A new building, and a doorway to the rest of my life. It seemed intimidating to me at first, and by the time, I graduated, I seemed to have done well enough to keep pace with the crowd. I don't think I excelled, but I didn't do too badly either. During those years, my first crush, my first full length play, an above average record in mathematics competitions, my first cassette collection, my first forays into philosophy, my first rope crawl, my first pull up, my first time behind a wok, my first hike of more than 15 km.

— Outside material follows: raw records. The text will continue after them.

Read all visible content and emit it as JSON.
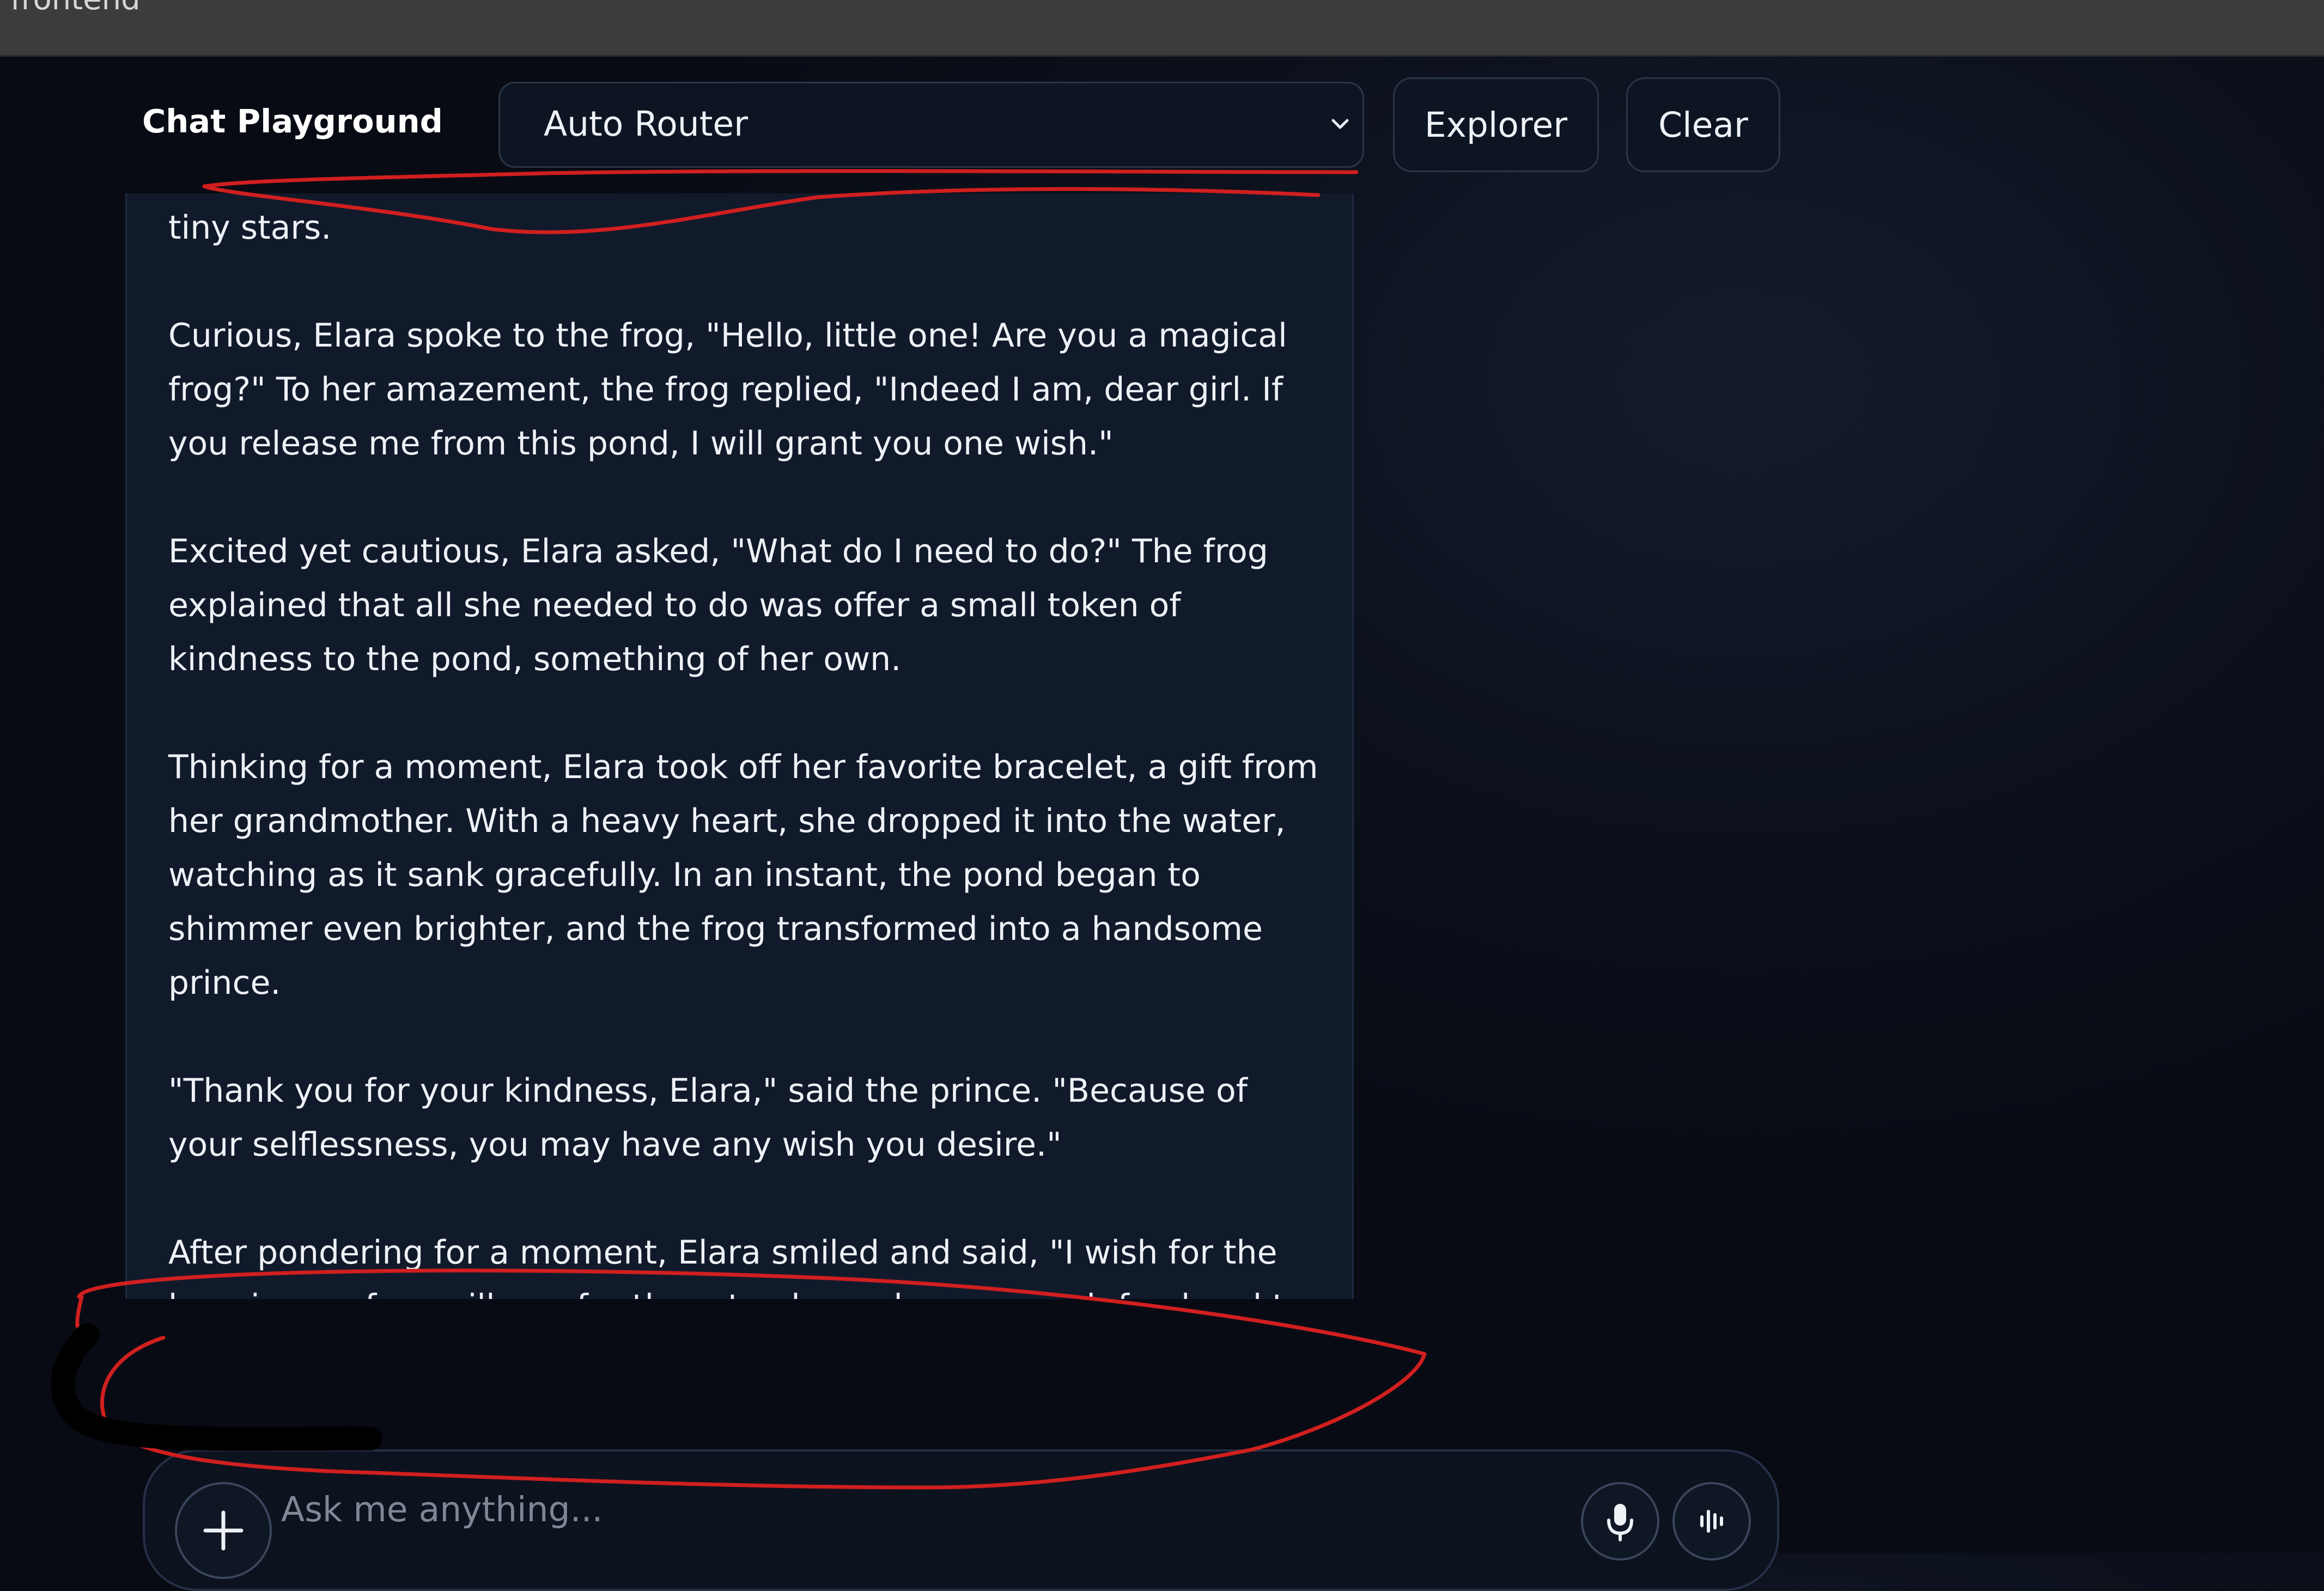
{
  "window": {
    "title": "frontend"
  },
  "header": {
    "title": "Chat Playground",
    "model_select": {
      "selected": "Auto Router"
    },
    "explorer_label": "Explorer",
    "clear_label": "Clear"
  },
  "message": {
    "paragraphs": [
      "skin glimmered in shades of gold and silver, and its eyes sparkled like tiny stars.",
      "Curious, Elara spoke to the frog, \"Hello, little one! Are you a magical frog?\" To her amazement, the frog replied, \"Indeed I am, dear girl. If you release me from this pond, I will grant you one wish.\"",
      "Excited yet cautious, Elara asked, \"What do I need to do?\" The frog explained that all she needed to do was offer a small token of kindness to the pond, something of her own.",
      "Thinking for a moment, Elara took off her favorite bracelet, a gift from her grandmother. With a heavy heart, she dropped it into the water, watching as it sank gracefully. In an instant, the pond began to shimmer even brighter, and the frog transformed into a handsome prince.",
      "\"Thank you for your kindness, Elara,\" said the prince. \"Because of your selflessness, you may have any wish you desire.\"",
      "After pondering for a moment, Elara smiled and said, \"I wish for the happiness of my village, for them to always have enough food and to live"
    ]
  },
  "composer": {
    "placeholder": "Ask me anything...",
    "icons": {
      "attach": "plus-icon",
      "mic": "microphone-icon",
      "voice": "voice-waveform-icon"
    }
  },
  "annotations": {
    "ink_color": "#d11f1f"
  }
}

Those were glorious days. My mind was being opened and stretched. Yet somehow, looking back, I wondered if I still had underachieved. Back then, because there was so much I hadn't yet learnt, there were so many questions I never asked because I didn't know to ask them. That's why sometimes, I might meet an old friend from back then, and just pepper him with questions. He might do something unexpected from what I remember from our old days and I'll be wondering if I had missed something because I wasn't looking closely enough. Perhaps in part because I was sleepwalking through those days, in many ways I was learning a lot about the meaning of life, and in many ways, there are lots of clues that I missed out on. That's the argument for putting smart kids together - because the smart kid will learn more and learn more quickly, and if you're not smart, you're going to be taking the place of somebody who will learn better than you. Then again, there are counter arguments to this, and other than the obvious social justice argument, there is: are the ones with the best PSLE scores necessarily the ones who learn the most from their peers? Many people look back upon their lives, and a lot of them are like "if I only knew back then what I know now". But then again, what if I were to travel back in time to those school days and listen in on all the conversations that people had with each other, and find out that I'm none the wiser?
Like the famous Roy Batty once said, “all these things will fade in time like tears in the rain.” Those were some of my most vivid experiences – not to say that I didn't have some of them later on in life. But maybe things are always different when you see them for the first time. Maybe that's why some people struggle with midlife – because your supply of “first time”s are coming to an end, and your memory of those “first time”s are fading fast. And maybe that's also why I might have to write this essay today, because there will come a time when I won't be able to do that anymore.